Biden, who served nearly four decades as a senator from Delaware, unsuccessfully ran for the Democratic nomination in 1988 and 2008, before becoming President Barack Obama's vice president. On Election Day 2012, when asked if it was the last time he'd vote for himself, the vice president said "No, I don't think so."
When asked last week in an interview with CNN Chief Political Analyst Gloria Borger if there were any reasons why he wouldn't run in 2016, Biden said "there's a whole lot of reasons why I wouldn't run. Um, I haven't made that decision. And I don't have to make that decision for a while."
Mission number one for Biden right now is to help President Barack Obama pass his agenda. A successful second term for Obama will only help any Biden bid for president.
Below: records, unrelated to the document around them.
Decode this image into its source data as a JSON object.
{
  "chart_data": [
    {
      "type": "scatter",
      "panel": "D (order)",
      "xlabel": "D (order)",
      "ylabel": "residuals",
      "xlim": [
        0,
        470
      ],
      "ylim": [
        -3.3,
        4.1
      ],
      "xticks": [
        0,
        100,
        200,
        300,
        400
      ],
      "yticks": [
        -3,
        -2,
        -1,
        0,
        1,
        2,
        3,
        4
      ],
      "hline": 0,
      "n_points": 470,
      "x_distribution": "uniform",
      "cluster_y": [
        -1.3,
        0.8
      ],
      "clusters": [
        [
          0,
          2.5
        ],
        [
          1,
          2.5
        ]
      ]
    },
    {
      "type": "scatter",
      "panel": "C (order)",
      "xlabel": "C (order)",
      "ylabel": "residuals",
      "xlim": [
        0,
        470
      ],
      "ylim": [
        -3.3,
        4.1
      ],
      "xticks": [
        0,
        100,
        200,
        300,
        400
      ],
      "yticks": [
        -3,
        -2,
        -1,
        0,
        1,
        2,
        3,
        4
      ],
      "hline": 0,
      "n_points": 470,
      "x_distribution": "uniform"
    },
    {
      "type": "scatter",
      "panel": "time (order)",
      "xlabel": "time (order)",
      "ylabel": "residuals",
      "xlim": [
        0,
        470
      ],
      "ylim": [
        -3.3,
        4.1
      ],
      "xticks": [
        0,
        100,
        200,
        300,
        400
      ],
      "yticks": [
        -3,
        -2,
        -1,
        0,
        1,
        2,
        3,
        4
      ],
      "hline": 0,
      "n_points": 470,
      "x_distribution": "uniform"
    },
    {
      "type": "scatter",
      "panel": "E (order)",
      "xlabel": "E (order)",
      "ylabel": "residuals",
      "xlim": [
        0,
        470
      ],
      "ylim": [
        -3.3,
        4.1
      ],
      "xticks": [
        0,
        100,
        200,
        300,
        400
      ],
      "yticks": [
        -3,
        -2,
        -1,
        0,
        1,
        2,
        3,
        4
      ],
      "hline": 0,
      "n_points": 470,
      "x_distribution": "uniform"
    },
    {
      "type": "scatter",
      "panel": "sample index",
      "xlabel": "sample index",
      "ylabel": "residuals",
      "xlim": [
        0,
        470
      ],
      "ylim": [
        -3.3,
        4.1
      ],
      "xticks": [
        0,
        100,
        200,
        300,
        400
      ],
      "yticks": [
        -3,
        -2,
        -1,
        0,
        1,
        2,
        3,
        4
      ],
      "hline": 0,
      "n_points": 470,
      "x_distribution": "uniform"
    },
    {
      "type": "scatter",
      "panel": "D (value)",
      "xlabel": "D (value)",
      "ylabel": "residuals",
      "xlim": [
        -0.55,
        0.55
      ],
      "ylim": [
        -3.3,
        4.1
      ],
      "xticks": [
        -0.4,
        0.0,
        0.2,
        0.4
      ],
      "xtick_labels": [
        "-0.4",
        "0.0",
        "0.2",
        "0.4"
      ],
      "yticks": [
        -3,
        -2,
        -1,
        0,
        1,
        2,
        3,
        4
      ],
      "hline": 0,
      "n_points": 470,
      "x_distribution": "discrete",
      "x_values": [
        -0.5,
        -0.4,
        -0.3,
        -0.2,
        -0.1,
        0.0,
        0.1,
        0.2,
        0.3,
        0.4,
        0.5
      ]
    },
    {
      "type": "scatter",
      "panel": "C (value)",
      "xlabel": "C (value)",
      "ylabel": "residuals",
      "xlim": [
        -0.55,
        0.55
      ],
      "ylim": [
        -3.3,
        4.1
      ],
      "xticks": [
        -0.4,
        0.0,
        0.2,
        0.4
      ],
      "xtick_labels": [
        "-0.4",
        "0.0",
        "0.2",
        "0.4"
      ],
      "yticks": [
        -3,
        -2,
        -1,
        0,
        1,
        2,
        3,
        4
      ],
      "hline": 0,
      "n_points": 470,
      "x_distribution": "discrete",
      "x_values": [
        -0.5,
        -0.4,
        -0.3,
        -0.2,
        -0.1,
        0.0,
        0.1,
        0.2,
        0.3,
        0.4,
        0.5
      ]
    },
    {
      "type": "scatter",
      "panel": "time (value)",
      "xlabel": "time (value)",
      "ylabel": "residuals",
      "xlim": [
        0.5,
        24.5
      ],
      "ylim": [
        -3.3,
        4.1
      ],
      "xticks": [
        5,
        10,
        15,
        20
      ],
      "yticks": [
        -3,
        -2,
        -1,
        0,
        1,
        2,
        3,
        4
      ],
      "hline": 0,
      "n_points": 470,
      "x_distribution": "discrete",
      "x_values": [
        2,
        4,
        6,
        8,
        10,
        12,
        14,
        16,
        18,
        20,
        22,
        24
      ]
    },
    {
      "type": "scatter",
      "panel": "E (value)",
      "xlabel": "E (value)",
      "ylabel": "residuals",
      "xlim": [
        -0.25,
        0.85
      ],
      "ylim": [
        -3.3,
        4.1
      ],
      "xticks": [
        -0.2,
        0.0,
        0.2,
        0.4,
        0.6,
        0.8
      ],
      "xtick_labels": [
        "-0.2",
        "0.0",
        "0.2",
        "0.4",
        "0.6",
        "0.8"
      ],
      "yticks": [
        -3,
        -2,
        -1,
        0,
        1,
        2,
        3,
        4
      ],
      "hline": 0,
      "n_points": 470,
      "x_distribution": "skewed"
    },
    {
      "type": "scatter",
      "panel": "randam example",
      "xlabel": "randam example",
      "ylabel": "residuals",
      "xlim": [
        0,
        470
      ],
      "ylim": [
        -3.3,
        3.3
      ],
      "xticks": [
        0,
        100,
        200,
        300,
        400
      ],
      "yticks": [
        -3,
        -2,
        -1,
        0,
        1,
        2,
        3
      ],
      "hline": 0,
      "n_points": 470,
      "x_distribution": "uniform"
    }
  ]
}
"Everything that should be done over the next two years that I should be part of would have to be done whether I run or I don't run. If this administration is successful, whoever is running as a Democrat is better positioned to win," Biden told Borger.
Outgoing Iowa Democratic Party chairwoman Sue Dvorsky, who saw Biden Saturday night at her state's inaugural ball and who attended Biden's Sunday swearing-in ceremony, says "I imagine we might see quite a bit of him again."
"Joe Biden remembers and cares about every single activist he's ever worked with. He's been in Iowa since 1987," adds Dvorsky. "When he looks out at a crowd, I've watched him, he can identify, 'Hey Patty,how's the grand daughter.' And then he names the grand daughter's college. And he's right, every time."
One person who may stand in Biden's way if he chooses to run is outgoing Secretary of State Hillary Clinton.
According to a CNN/ORC International poll conducted last month 85% of Democrats and independents who lean towards the Democratic Party said they'd be very or somewhat likely to support Clinton if she makes another bid for the Democratic nomination, with two-thirds of Democrats questioned saying they would be very or somewhat likely to support the vice president if he runs for the White House. Other possible 2016 candidates asked in the survey trailed Biden by at least 10 points.
Clinton is expected to step down as secretary of state later this month, with the Senate expected to confirm Sen. John Kerry of Massachusetts as her successor.
Clinton has repeatedly said that she intends to retire to private life and she's added that another run for the White House is not in the cards for her.
"Look, I'm flattered. I am honored," she told CNN's Wolf Blitzer last year about calls by other Democrats for her to consider another run in 2016. "That is not in the future for me, but obviously I'm hoping that I'll get to cast my vote for a woman running for president of our country."
The 2012 presidential election is barely in the rear view mirror, but in some ways the next race for the White House is already beginning.